Just as the age-old garbage-in, garbage-out dictum suggests, generative AI models are reliant on the quality of the data they are trained on, as NIST has noted. If the data are biased or incomplete, the models can make flawed predictions. To mitigate that risk, organizations should invest in high-quality data curation, ensuring diversity in data sources and cross-validating with a variety of overlapping datasets. Additionally, organizations should collaborate to develop standardized protocols for data collection and sharing, while also adopting transparent documentation of data processing to minimize biases and improve the reliability of the model.
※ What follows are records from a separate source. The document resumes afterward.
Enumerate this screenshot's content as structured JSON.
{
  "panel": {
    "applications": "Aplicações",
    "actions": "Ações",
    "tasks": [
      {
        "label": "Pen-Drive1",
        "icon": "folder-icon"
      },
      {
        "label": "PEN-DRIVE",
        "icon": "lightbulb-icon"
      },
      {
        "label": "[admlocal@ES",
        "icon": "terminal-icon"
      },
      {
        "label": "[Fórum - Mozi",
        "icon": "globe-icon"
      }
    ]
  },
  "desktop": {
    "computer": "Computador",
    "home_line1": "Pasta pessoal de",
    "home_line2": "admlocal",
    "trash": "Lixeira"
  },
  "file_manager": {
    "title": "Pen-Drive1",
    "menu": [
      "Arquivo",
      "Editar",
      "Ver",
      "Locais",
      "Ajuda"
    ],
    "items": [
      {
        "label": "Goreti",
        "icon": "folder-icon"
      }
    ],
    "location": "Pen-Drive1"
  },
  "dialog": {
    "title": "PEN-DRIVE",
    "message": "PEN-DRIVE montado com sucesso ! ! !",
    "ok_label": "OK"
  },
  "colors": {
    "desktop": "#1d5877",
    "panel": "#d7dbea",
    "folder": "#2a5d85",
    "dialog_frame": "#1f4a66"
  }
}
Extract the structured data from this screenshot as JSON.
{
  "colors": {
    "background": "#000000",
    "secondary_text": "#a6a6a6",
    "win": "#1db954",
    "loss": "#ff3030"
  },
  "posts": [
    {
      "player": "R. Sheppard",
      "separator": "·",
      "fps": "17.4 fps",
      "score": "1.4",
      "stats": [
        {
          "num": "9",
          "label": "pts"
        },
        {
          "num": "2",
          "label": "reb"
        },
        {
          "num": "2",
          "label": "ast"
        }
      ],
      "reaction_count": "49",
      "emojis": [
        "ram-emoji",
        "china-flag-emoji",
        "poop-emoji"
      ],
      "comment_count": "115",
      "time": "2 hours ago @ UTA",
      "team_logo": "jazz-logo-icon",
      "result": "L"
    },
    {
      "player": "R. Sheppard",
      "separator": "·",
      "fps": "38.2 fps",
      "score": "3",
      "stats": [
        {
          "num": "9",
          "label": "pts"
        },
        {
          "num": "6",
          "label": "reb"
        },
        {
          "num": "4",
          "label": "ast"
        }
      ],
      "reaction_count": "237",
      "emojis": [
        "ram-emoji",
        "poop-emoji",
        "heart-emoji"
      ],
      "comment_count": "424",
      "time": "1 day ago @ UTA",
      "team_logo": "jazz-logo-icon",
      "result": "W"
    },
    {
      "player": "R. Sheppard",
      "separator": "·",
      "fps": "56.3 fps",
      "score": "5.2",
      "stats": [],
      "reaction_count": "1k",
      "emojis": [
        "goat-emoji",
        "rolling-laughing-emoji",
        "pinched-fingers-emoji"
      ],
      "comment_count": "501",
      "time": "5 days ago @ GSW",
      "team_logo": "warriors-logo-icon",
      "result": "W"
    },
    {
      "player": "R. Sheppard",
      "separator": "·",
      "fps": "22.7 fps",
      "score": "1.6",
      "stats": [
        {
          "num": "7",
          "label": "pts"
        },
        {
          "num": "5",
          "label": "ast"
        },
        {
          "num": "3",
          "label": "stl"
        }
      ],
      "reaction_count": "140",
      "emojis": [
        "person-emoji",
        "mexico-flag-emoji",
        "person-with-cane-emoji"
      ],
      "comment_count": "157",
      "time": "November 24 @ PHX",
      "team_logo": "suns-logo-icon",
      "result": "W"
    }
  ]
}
Hallucination and reliability concerns

Generative AI models such as LLMs can sometimes “hallucinate” or invent facts. This issue played a role in Facebook parent Meta taking its scientific LLM Galactica offline three days after unveiling it in a public demo late last year. Developing augmented language models (ALMs) with improved reasoning and reliability mechanisms may help address this issue, according to Nature Biotechnology. To improve the reliability of generative AI models, drug companies can incorporate expert knowledge and validation processes, such as iterative feedback from domain experts or reinforcement learning with real-world data.